Pharmacovigilance's primary objective is to ensure the safe and efficient utilization of medications while safeguarding public health and patient safety. An integral component of pharmacovigilance is collecting and analyzing safety information related to drugs [1]. ChatGPT's proficiency in handling copious amounts of textual data and its capability to engage in instantaneous conversations with users presents an opportunity to enhance the reporting of adverse drug reactions (ADRs) and improve the accuracy and promptness of pharmacovigilance operations.
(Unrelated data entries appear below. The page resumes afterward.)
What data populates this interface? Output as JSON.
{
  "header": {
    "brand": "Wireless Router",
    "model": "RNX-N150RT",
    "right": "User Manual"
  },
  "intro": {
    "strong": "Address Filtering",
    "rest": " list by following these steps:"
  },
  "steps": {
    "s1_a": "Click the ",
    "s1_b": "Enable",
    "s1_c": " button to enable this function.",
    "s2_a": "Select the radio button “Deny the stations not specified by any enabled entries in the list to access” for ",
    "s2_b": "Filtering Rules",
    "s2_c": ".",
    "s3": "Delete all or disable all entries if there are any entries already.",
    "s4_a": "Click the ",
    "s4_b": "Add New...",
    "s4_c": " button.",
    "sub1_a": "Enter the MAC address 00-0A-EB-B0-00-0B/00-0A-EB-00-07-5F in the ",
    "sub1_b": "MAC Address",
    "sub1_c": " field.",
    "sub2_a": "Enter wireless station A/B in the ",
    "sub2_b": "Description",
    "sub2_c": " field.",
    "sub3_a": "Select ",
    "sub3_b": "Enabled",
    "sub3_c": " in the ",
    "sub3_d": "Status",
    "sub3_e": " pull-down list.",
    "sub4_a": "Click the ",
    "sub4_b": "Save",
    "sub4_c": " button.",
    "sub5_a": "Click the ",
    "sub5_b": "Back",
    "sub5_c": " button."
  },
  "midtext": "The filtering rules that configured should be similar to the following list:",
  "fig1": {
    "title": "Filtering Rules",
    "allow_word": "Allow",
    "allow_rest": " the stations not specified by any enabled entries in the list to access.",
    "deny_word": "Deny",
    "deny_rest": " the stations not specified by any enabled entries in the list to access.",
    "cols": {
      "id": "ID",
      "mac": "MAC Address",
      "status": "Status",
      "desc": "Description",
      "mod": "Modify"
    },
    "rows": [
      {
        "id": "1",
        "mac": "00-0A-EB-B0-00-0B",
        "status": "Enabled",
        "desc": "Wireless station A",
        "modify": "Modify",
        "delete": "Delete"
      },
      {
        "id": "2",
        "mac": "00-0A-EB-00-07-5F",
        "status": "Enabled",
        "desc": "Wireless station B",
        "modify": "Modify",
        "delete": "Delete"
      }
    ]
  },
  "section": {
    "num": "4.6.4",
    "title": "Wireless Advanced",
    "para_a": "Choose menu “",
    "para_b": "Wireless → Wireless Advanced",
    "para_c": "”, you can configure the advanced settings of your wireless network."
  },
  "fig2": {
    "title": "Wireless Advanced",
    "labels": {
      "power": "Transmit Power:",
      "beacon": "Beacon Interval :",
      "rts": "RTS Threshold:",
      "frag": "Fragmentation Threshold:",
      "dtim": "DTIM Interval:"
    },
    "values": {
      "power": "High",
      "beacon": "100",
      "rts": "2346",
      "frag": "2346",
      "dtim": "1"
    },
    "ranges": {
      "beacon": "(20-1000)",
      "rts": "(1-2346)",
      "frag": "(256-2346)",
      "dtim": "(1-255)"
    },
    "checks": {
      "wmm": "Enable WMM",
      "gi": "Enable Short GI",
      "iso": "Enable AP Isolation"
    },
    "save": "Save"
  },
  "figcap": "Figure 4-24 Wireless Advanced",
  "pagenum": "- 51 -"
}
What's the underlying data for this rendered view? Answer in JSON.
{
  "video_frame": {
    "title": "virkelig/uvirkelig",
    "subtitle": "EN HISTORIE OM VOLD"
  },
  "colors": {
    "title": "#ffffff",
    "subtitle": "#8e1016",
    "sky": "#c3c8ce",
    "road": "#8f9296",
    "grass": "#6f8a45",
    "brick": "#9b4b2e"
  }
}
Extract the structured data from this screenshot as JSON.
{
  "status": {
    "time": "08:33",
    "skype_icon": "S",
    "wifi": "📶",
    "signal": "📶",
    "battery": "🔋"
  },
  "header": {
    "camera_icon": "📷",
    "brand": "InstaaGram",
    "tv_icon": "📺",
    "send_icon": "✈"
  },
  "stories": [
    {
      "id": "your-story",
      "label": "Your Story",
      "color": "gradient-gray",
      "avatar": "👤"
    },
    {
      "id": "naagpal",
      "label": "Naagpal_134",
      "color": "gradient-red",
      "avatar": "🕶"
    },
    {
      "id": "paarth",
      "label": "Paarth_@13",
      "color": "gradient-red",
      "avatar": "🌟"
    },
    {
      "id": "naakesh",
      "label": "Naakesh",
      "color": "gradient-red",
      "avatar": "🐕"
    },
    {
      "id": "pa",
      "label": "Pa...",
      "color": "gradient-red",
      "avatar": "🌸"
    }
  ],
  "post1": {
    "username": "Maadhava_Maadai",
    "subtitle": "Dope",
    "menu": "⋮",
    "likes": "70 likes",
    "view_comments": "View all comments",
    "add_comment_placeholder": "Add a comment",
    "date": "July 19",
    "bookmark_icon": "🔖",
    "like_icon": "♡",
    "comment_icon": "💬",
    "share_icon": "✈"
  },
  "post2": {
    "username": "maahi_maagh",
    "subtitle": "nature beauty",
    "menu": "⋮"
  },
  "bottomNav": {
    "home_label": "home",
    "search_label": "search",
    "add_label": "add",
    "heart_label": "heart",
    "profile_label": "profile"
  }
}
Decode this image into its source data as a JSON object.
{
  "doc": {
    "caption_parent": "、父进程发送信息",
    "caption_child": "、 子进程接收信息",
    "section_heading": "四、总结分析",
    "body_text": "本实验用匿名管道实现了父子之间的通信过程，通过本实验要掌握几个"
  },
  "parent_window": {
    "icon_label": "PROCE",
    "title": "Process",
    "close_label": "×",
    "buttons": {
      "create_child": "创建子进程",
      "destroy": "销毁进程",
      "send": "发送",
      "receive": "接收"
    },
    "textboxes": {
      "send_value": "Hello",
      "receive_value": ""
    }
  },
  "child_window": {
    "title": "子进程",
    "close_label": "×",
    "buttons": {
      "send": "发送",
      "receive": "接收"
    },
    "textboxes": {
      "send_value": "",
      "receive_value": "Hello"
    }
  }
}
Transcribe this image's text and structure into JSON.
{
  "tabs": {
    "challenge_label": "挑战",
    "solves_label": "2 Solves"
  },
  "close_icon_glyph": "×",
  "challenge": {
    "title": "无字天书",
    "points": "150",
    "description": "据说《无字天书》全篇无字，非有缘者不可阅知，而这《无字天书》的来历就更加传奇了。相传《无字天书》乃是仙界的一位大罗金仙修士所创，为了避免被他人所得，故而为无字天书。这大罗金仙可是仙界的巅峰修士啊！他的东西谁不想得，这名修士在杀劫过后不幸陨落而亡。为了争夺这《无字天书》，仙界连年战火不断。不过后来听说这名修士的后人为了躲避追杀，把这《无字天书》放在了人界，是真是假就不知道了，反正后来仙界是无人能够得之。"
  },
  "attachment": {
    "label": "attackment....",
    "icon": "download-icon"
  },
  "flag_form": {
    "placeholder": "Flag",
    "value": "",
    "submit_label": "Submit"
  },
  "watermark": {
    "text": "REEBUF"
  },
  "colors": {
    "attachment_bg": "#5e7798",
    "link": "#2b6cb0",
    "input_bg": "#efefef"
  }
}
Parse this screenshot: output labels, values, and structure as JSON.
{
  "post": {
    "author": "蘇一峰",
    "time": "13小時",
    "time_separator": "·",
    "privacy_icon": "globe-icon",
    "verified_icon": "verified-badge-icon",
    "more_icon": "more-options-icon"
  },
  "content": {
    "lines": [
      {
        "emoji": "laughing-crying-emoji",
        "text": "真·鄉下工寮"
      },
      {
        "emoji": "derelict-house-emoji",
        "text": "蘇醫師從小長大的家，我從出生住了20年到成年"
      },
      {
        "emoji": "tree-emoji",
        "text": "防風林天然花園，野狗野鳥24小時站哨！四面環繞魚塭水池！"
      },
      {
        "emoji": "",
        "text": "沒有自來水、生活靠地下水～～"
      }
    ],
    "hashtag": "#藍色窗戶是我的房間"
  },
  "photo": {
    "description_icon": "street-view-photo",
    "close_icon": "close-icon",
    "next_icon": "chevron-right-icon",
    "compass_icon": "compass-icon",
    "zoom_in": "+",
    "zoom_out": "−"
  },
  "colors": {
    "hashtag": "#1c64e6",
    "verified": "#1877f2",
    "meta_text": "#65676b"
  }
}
With its training on a vast 570 GB corpus of diverse online resources, ChatGPT can function as a database for pharmacovigilance lexicon. The significance of ChatGPT lies in its capability to identify ADRs using real-world evidence sourced from nontraditional platforms, such as social media. The US FDA has approximated that a mere 1–10% of all ADRs are reported to the FDA Adverse Event Reporting System (FAERS) [2], whereas conversations about ADRs happen more frequently on social media. Previous research has showcased the capacity of natural language processing (NLP) models in mining ADRs from social media platforms through textual analysis [3]. ChatGPT's ability to utilize its vast general language knowledge gained from training to quickly adapt to new domains with minimal fine-tuning suggests that it would perform better in identifying ADR keywords on platforms such as social media, where informal language is frequently used to describe ADRs [4]. As a preliminary assessment (2 March 2023), we examined ChatGPT's ability to detect drug abuse risk in tweets by comparing its performance against the examples in a published study [4]. When supplying the same set of examples in Table 1 of the study, ChatGPT demonstrated evaluations of drug abuse risk that conform with the results in the table.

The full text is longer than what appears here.